Internally the house provides intriguing accommodation together with features one would expect of a property of such age. These include stone mullion windows, exposed stonework, impressive fireplaces, fine solid wood doors and a wonderful oak main staircase with feature carved newels. There is also a 16th Century solid oak winder staircase.
Accommodation: The house is steeped in history offering complete individuality, character and charm as well as generous accommodation. All of the principle rooms enjoy the spectacle of the gardens. The rooms are laid out to include a splendid grand reception hall off which rises the principle staircase. Adjacent is the library (at one time two rooms), a splendid entertaining room with an array of finely carved bookshelves. From here a door leads into a side porch which at one time was used as the main entrance.
On the opposite side of the reception hall is the drawing room and of particular historical note is the over mantel with strap work and caryatids above which is the coat of arms of the Ivy family. Close by is the generous kitchen/breakfast room which includes a large feature Stone fireplace (currently not in use), believed to date back to pre-1260 and part re-built. Doorways from the kitchen lead to the studio which includes a study and domestic office space.
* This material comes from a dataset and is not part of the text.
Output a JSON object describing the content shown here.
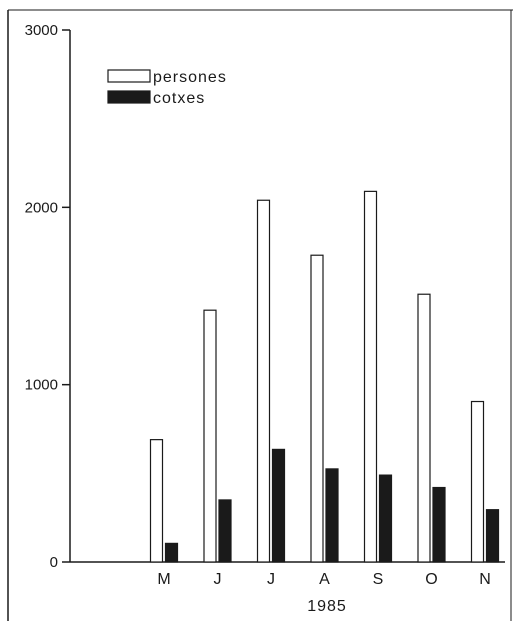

Onwards from the studio and extending off the eastern side of the house is the belvedere, which is used in connection with garden visitors where refreshments are served from a second kitchen. This wonderful light and airy space enjoys bi-folding doors opening up to a large raised decked terrace with a glass balustrade. It is also used for wedding receptions, being a short stroll from the abbey, and indeed the whole property can be used in connection with wedding parties.
On the lower ground floor of Abbey House is the oldest room in the house known as the Abbots Hall, which is believed to have been built by Abbot William Colene between 1260-1296 and is half the size of what would have been the original ‘Great Hall’. It features springs of an early English rib vault and octagonal columns.
The lower ground floor also includes a cloakroom area with two WC’s, a games room, wine store and pantry with cold slabs.
The first floor provides five bedrooms, all of which are a good size, in fact the bedroom in the west wing was in fact three rooms which have been opened up to form one large room. There is a family bathroom and further bathroom which has not been completed. A living room/kitchen creates the opportunity of a self-contained suite. An independent staircase leads to a private roof terrace.
On the second floor is what the current owners refer to as the ‘bridal suite’ for wedding parties. It includes two bedrooms, one of which is known as the ‘bridal’ bedroom, kitchenette and shower room. The winder staircase leads to four further double bedrooms with a connecting door from one to the ‘bridal suite’, and three additional attic rooms are accessed from a further independent staircase.